Muchos uruguayos veían en esos gestos la falta de un conductor con capacidad de incidir en la opinión pública, abriendo espacios de debate para confrontar con el adversario. La propia oposición creyó que Vázquez estaba pasando por un mal momento y por ello pisó el acelerador, como si dentro de poco tiempo hubiera alguna consulta a la ciudadanía. Fue así que con el apoyo de El País se pudo establecer un clima político donde el gobierno se debilitaba en medio de la tristeza.

A la vez la preocupación sobre temas vinculados a la corrupción, como el robo de municiones en la Fuerza Aérea, comenzaron a intentar enlodar al gobierno de izquierda. La idea de la oposición fue golpear sobre el ministro de Defensa, Eleuterio Fernández Huidobro, pero el FA se plantó unido en el parlamento, incluso con el apoyo de toda la bancada de la coalición de izquierda, más un diputado colorado.

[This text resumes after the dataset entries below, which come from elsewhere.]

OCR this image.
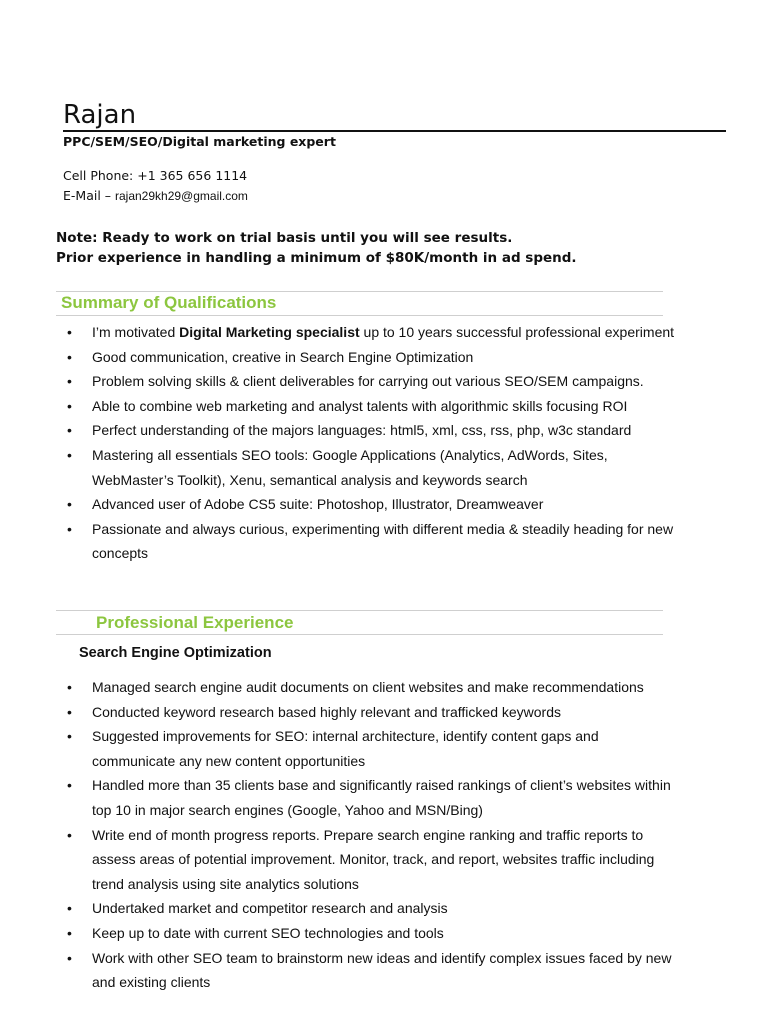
Rajan
PPC/SEM/SEO/Digital marketing expert
Cell Phone: +1 365 656 1114
E-Mail – rajan29kh29@gmail.com
Note: Ready to work on trial basis until you will see results.
Prior experience in handling a minimum of $80K/month in ad spend.
Summary of Qualifications
• I’m motivated Digital Marketing specialist up to 10 years successful professional experiment
• Good communication, creative in Search Engine Optimization
• Problem solving skills & client deliverables for carrying out various SEO/SEM campaigns.
• Able to combine web marketing and analyst talents with algorithmic skills focusing ROI
• Perfect understanding of the majors languages: html5, xml, css, rss, php, w3c standard
• Mastering all essentials SEO tools: Google Applications (Analytics, AdWords, Sites, WebMaster’s Toolkit), Xenu, semantical analysis and keywords search
• Advanced user of Adobe CS5 suite: Photoshop, Illustrator, Dreamweaver
• Passionate and always curious, experimenting with different media & steadily heading for new concepts
Professional Experience
Search Engine Optimization
• Managed search engine audit documents on client websites and make recommendations
• Conducted keyword research based highly relevant and trafficked keywords
• Suggested improvements for SEO: internal architecture, identify content gaps and communicate any new content opportunities
• Handled more than 35 clients base and significantly raised rankings of client’s websites within top 10 in major search engines (Google, Yahoo and MSN/Bing)
• Write end of month progress reports. Prepare search engine ranking and traffic reports to assess areas of potential improvement. Monitor, track, and report, websites traffic including trend analysis using site analytics solutions
• Undertaked market and competitor research and analysis
• Keep up to date with current SEO technologies and tools
• Work with other SEO team to brainstorm new ideas and identify complex issues faced by new and existing clients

La interpelación a Huidobro quedó en segundo plano en la apertura de los noticieros televisivos, desde el momento que se conoció el anuncio de Vázquez y de todo su gabinete sobre inversiones en infraestructura, al presentar la cifra récord de casi 12.000 millones de dólares, para todo el período. Y para que no quedaran dudas aseguró que “no hay política de achique ni recortes, hay seriedad y posibilidades reales de llevarlos adelante”.

El paso dado por el Presidente de la República fue inmenso, entre muchas cosas porque el ajuste fiscal reclamado por la oposición desapareció en medio de los bostezos. Blancos y colorados comprendieron así que puede haber otra política distinta a la que practicaron en los primeros años de la salida de la dictadura.

Aunque otra cosa muy distinta es saber si están dispuestos a llevar adelante políticas progresistas o si prefieren estar en permanente crítica con el único fin de asegurarles el trabajo a algunos de sus correligionarios.

En los próximos días conoceremos las formas de inversión en el Puerto de Aguas Profundas y en Antel Arena, como también sabremos si se destinará el 6% del presupuesto para la enseñanza pública.

Estos tres pilares de cualquier gobierno son definitorios y van a marcar hasta donde está dispuesto a llegar el actual gobierno. Seguramente a mediados de agosto los uruguayos tendremos un panorama completo del grado de identificación de las promesas electorales, con la puesta en marcha de los compromisos.